The Walnut Ridge Regional Airport, which lies adjacent to the golf course on the north edge of the Lawrence County town, applied for a federal permit last year so it can land commercial passenger aircraft at its facility. Under the current regulations, the golf course and airport have coexisted for the past 36 years.

The course has leased land from the airport since the course was developed.

But if the new permit — Federal Aviation Administration Part 139 — is granted, the golf course will have to close because its greens and fairways are too close to one of the runways, airport manager Ken Newcom said.

“Read the regulations,” Newcom said Tuesday. “If you have a runway with instrument approach, there can be no obstructions within 500 feet of the runway’s center.” Golfers, carts, tee boxes and sand traps are considered obstructions, he said.

The course’s fourth, fifth, sixth, eighth and ninth holes run along the north-south runway. In some spots, cart paths come within 20 feet of the runway’s edge.

FAA officials will inspect the airport in October to determine if it can qualify for its new permit.

Country club manager Terry Ryan and members have filed a request for an injunction in Lawrence County Circuit Court, citing a 1972 lease agreement between the golf course and airport. The lease expires in 2068.

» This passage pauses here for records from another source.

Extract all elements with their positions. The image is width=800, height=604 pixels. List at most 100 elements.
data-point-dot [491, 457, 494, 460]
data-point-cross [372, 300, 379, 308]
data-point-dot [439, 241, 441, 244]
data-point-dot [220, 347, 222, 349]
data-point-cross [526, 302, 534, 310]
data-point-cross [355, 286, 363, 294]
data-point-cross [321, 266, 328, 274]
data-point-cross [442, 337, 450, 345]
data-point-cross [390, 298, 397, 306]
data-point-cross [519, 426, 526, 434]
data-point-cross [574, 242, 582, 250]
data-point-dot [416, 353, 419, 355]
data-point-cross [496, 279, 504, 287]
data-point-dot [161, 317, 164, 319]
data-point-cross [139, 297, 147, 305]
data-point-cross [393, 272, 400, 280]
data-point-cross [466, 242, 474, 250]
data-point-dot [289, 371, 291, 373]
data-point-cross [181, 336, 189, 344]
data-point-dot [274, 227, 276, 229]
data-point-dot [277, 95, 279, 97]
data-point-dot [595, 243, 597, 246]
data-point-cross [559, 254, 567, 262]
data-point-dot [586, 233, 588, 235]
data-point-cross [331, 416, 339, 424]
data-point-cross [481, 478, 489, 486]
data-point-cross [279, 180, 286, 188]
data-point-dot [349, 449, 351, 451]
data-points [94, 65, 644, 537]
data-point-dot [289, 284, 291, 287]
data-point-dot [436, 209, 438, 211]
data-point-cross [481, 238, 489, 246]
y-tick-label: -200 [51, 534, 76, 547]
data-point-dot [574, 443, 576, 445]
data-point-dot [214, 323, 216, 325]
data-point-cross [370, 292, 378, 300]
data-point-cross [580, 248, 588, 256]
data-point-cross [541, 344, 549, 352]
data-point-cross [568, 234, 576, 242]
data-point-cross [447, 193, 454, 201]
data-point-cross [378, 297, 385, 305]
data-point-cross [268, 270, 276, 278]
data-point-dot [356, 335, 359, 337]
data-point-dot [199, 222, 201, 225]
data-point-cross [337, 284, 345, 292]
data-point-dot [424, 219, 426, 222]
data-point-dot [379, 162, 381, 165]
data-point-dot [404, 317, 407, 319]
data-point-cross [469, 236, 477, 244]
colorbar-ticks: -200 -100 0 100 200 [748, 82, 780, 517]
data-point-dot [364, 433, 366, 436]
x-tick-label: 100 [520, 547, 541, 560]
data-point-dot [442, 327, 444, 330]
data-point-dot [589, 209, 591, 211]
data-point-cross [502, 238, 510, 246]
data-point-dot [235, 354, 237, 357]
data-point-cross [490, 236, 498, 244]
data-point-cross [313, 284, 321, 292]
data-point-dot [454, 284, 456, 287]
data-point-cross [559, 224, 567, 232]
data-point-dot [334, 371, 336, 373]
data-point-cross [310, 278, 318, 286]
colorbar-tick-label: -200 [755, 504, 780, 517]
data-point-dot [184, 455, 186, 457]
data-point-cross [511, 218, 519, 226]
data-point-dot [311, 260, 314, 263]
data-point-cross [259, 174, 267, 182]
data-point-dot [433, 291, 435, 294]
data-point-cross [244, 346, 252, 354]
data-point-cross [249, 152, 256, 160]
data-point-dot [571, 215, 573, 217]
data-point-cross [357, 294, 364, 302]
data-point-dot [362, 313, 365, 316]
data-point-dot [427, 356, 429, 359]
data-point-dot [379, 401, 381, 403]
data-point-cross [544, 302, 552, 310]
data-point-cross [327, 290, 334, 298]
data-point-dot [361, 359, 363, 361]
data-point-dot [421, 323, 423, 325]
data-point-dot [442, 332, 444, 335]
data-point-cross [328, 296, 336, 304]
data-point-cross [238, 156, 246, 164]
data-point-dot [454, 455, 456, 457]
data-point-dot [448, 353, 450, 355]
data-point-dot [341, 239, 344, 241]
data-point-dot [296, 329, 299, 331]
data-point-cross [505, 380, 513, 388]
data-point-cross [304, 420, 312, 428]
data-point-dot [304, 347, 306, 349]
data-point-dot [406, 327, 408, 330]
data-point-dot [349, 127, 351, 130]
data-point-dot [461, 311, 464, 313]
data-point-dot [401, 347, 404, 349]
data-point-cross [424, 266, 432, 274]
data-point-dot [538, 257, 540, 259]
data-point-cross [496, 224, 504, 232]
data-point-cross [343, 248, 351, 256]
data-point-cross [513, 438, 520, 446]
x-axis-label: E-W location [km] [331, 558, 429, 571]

“It’s never been a problem,” Ryan said. “Until now.” David Cahoon, a Jonesboro attorney representing the airport, is on vacation this week, his office said, and could not be reached for comment.

Airport commissioner Ralph Joseph of Walnut Ridge did not return telephone calls Tuesday.

Ryan said the loss of the golf course would devastate the Lawrence County town of 4, 926.

“We’re the only golf course in the county,” he said. “It has a tremendous impact. If this [runway upgrade ] would create jobs or be more beneficial to the community, we’d say, ‘Let’s go do something else’ and leave.

“ But it won’t do that,” Ryan said. “All we want to do is play golf.” No date has been set for a hearing, said C. W. Knauts, a Piggott attorney representing the club.

Knauts said he has yet to conduct depositions and doesn’t expect a hearing on the injunction request to be held until at least the end of July.

The airport was used in the 1940 s as a training base for the U. S. Army. In 1950, the government deeded the property to Walnut Ridge; the golf course was built on part of that land shortly afterward.

The Walnut Ridge Regional Airport Commission offered to give the country club nearby land to build a new course this year, but it was not large enough, Ryan said. A golf course developer said the proposed land would only accommodate four par-3 holes, five par-4 holes and no par-5 holes. The longest hole would be 312 yards, Ryan said.

“That’s not acceptable to our club,” he said. “That’s not acceptable to any golfer.” It would cost nearly $ 2 million to build a new course, Ryan said.

An airport proposal developed in 2003 by an aviation design company indicated an eastwest runway could be upgraded to the Part 139 classification and not hamper golf play.

Newcom said he could not comment on the previous plan.

“It’s in the courts now,” he said. “We’re all advised not to make any comments anymore.” Knauts said he was sorry to see contention arise, “but they are forcing the country club to do something. The things the airport are complaining about have been there all the time.

“ We’ve been working well with the airport for 36 years, and now they say we’re violating FAA regulations. But they are regulations the airport caused to happen,” he said. “If we violated any rules, somebody at the FAA has swept it on through for 36 years.”